2. Analysis of the Pullman, the Burford, and the Colorado RiverAbstention Doctrines

There may be merit to Defendants’ argument for application of the abstention doctrines enunciated in Pullman, Burford, andColorado River. See, e.g., Thibodaux, 360 U.S. at 28-30 (holding that federal court may impose stay on action pending interpretation of parameters of state eminent domain statute by state court). This Court declines to decide whether abstention is warranted under these doctrines, however, because the Younger
abstention doctrine is apposite.

III. CONCLUSION
For the reasons stated above, Plaintiffs’ claims for injunctive and declaratory relief shall be dismissed, without prejudice, pursuant to the Younger abstention doctrine.
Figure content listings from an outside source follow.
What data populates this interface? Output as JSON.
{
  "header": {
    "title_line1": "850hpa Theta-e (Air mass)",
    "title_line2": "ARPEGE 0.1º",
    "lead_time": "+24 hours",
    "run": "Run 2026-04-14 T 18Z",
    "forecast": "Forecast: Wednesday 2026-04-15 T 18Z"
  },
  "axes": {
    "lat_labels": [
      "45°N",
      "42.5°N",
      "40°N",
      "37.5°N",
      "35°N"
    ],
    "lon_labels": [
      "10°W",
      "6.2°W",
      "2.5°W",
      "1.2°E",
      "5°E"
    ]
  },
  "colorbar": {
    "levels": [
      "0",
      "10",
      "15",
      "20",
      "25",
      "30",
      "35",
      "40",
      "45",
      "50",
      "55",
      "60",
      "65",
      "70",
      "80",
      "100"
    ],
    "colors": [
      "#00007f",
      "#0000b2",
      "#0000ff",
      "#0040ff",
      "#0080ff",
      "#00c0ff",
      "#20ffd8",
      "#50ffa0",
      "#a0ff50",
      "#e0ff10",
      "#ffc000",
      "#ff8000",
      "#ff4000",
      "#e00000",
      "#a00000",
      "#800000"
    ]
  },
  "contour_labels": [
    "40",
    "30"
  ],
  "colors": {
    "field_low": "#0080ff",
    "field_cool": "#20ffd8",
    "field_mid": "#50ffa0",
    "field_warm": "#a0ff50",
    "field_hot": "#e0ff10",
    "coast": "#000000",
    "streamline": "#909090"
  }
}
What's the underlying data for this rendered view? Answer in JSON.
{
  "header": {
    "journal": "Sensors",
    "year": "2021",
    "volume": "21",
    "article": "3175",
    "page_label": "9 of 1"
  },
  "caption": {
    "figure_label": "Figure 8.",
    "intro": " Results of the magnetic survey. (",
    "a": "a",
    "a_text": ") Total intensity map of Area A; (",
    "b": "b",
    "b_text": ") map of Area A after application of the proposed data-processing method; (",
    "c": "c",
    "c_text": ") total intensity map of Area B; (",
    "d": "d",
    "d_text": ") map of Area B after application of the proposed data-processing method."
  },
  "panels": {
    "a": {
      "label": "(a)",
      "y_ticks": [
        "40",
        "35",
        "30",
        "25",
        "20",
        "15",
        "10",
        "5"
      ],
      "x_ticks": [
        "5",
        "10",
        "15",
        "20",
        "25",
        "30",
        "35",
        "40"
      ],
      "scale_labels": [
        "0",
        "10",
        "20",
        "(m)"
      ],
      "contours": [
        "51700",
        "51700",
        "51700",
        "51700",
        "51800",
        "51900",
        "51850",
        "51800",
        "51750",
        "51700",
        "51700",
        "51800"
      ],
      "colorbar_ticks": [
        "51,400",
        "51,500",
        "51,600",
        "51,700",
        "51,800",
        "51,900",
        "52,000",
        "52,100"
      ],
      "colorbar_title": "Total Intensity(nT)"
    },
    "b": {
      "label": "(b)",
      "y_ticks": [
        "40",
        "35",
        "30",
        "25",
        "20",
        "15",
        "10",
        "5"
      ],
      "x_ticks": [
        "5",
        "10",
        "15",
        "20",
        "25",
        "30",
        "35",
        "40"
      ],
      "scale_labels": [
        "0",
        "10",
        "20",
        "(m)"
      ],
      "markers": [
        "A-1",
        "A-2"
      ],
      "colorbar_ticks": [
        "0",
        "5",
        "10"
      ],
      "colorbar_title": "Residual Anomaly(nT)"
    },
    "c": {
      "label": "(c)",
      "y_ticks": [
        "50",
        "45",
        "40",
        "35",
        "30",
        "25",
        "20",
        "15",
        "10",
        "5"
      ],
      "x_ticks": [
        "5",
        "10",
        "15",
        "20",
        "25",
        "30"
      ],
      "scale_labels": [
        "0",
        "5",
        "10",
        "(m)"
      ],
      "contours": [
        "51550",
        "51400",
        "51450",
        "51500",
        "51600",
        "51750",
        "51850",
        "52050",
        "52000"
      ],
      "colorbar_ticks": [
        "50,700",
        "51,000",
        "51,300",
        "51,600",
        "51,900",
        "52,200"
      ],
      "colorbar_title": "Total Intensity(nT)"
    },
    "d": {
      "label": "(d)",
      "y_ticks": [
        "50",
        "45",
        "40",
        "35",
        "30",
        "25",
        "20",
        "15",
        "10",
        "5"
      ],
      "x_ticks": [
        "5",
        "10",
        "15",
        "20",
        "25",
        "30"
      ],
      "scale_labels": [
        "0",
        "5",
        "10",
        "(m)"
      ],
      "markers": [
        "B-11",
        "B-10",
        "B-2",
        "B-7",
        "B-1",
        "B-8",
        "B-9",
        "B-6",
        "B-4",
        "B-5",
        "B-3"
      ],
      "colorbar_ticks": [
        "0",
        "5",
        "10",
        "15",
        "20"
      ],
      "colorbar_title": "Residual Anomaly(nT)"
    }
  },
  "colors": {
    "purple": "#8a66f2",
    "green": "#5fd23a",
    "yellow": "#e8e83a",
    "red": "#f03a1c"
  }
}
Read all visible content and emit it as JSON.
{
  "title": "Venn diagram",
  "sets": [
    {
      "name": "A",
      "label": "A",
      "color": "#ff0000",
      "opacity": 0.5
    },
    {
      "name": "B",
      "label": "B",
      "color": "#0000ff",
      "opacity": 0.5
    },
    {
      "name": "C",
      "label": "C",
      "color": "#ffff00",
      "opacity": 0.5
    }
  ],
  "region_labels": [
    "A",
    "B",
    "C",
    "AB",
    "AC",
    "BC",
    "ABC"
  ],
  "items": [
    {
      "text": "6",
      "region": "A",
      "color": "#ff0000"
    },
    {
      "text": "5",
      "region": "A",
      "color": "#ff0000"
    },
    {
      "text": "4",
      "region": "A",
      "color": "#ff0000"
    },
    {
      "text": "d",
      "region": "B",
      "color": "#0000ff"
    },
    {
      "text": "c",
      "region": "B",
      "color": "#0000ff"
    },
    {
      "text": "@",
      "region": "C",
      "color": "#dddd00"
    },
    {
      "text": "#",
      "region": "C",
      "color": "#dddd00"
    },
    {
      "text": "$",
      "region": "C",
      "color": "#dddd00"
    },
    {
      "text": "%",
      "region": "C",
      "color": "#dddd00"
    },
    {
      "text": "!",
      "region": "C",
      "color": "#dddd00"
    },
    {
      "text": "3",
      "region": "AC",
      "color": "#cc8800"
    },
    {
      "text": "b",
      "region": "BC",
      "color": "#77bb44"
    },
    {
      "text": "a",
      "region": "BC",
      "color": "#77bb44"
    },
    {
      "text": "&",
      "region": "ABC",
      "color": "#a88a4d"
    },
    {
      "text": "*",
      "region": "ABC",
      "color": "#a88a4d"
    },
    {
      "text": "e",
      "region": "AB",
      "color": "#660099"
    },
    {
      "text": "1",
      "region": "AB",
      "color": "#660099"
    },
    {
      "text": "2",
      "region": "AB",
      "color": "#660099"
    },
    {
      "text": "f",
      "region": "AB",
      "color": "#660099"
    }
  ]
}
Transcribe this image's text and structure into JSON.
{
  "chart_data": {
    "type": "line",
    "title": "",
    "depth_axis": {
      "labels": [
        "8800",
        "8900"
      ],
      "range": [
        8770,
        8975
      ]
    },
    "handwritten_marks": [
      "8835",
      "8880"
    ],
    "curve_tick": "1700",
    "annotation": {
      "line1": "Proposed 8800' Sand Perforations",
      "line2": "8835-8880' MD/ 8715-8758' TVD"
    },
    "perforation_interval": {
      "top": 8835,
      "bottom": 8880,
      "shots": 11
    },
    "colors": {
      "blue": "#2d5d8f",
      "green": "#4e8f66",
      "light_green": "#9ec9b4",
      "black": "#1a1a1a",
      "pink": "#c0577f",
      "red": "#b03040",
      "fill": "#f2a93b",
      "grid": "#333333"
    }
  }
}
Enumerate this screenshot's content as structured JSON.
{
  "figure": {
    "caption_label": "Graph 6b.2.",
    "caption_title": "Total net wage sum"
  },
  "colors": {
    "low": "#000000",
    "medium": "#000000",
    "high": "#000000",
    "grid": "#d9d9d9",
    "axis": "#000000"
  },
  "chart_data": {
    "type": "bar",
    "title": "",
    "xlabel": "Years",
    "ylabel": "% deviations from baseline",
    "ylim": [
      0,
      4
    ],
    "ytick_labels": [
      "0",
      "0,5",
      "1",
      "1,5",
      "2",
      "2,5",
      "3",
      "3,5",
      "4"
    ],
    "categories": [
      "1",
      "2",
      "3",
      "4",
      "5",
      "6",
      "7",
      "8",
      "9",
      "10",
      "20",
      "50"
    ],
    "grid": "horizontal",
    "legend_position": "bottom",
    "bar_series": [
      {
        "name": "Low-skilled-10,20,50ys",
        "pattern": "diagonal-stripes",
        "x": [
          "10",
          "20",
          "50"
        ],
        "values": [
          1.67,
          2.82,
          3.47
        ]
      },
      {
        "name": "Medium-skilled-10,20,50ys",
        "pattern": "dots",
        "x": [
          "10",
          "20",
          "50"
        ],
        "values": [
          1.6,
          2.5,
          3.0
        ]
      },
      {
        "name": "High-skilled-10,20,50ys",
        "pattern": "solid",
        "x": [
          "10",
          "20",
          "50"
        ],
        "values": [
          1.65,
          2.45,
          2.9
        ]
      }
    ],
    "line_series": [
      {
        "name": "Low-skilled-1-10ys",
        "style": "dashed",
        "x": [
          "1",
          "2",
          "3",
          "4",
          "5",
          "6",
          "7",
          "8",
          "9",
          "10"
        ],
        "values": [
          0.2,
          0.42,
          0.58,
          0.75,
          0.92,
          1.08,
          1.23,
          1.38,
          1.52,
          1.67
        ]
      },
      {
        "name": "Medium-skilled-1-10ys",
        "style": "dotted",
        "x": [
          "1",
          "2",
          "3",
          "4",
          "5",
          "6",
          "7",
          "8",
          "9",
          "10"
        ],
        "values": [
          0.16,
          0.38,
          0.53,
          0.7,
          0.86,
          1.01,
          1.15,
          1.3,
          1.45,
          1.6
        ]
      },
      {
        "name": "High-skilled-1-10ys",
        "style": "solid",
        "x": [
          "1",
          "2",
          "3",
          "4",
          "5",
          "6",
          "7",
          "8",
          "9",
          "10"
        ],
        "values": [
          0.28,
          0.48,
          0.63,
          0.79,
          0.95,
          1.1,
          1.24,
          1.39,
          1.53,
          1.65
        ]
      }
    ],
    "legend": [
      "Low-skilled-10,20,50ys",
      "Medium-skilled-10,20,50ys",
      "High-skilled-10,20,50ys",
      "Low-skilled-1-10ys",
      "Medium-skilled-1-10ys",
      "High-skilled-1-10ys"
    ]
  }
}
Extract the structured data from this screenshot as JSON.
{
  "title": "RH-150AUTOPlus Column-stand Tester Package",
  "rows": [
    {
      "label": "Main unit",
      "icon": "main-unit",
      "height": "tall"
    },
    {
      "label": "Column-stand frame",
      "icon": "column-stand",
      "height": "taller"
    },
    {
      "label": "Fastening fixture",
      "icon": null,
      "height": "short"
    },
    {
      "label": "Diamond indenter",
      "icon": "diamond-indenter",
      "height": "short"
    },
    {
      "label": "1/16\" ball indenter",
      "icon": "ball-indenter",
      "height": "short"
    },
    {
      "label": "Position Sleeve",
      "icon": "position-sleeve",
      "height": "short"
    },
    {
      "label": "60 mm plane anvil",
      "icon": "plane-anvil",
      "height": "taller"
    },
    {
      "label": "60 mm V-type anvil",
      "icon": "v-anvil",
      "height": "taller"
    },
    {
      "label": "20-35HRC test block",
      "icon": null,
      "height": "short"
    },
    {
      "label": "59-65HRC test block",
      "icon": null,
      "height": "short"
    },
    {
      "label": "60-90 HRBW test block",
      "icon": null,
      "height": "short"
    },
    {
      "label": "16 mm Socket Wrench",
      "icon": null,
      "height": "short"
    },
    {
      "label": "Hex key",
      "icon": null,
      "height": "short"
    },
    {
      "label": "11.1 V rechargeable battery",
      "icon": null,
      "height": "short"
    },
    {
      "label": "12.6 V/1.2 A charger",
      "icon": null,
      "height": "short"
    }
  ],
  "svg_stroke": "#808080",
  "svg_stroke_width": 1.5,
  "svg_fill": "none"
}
The remaining damages claims alleged in the Complaint will be stayed until the Condemnation Action pending in state court has concluded.

[1] On April 3, 2007, the Defendants, as defined in this Opinion, filed a motion to dismiss Counts Three, Four, Five, Six, Seven, Eight, Nine and Ten of the Complaint. (Docket Entry No. 10.) Two days later, the Defendants filed a motion to dismiss Counts One and Two of the Complaint. (Docket Entry No. 12.) This Court will address the merits of both motions in this Opinion.
[2] Plaintiffs allege that they were seeking to purchase Waterford Gardens, which is adjacent to the Property. (Compl. ¶ 36.)
[3] The state court action is captioned Borough of Saddle River v.66 East Allendale L.L.C., No. BER-L-8326-06 (filed Nov. 8, 2006).
[4] The Third Circuit has stated, however, that “Thibodaux is really a variant of the Burford abstention doctrine, and has not evolved as a separate doctrine of its own.” See Grode, 8 F.3d at 957.